30 janvier 2020

Une journée avec Nadia, conseillère terrain pour CARE au Maroc

Nadia vit à Meknès, une ville au nord du pays. Depuis 2 ans, elle travaille aux côtés de CARE et encourage les femmes à devenir entrepreneuses. Découvrez son quotidien auprès des femmes qu’elle aide et la fierté qu’elle éprouve à créer un changement dans leur vie.

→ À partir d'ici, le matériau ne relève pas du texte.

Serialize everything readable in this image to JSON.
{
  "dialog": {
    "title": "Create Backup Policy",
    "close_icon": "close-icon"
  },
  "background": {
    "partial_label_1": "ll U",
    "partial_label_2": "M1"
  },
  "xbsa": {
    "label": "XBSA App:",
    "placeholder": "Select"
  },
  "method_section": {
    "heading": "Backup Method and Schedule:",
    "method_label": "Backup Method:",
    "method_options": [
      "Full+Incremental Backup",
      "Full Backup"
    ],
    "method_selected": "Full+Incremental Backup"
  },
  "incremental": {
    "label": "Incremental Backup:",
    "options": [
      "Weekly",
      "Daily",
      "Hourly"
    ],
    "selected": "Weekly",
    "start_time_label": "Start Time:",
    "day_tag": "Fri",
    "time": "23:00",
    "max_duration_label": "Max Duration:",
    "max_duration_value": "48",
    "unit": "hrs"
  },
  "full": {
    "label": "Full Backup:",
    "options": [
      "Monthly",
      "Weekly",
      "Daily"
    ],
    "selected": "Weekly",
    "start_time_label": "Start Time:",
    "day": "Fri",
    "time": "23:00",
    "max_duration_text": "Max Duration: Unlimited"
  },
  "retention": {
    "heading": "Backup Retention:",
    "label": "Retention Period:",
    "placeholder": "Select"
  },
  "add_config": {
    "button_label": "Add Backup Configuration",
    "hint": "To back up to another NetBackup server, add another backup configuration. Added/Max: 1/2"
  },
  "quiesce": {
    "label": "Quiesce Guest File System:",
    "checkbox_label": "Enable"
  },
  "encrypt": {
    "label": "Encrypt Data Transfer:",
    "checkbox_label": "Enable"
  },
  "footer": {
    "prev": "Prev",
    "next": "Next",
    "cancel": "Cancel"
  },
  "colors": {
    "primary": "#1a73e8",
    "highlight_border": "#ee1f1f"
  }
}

nadia conseillère terrain pour CARE au Maroc
©CARE

8h du matin

Je me lève et me prépare avant de prendre le taxi à Meknès, là où je vis, une ville située au nord du pays. Lorsque je trouve un taxi, je sais qu’il faut qu’il y ait au moins six personnes à l’intérieur du véhicule avant nous partions. Parfois, on attend jusqu’à 30 min pour que le taxi se remplisse ! Ensuite, je mets entre 45 min et 1h pour faire le trajet entre Meknès, ville où je réside et El Hajeb, l’un des zones du projet. 

9h30

C’est le début de ma journée, que je vais consacrer à rendre visite aux coopératives soutenues par CARE. Notre objectif est de favoriser l’autonomisation et l’insertion économique et sociale des femmes vulnérables à travers le regroupement en coopératives. Au Maroc, les inégalités persistent en matière d’accès au marché du travail. Le taux d’analphabétisme des femmes est élevé, et elles manquent de confiance en elles pour initier des activités génératrices de revenu et faire entendre leur voix au sein de leur communauté. Beaucoup sont de petites entrepreneuses qui ont parfois du mal à vendre leurs produits. Le regroupement de ces femmes Associations Villageoises d’Épargne et de Crédit (AVEC) leur permet d’augmenter leur productivité et leurs revenus et d’accéder plus facilement aux marchés où elles peuvent commercialiser leurs produits.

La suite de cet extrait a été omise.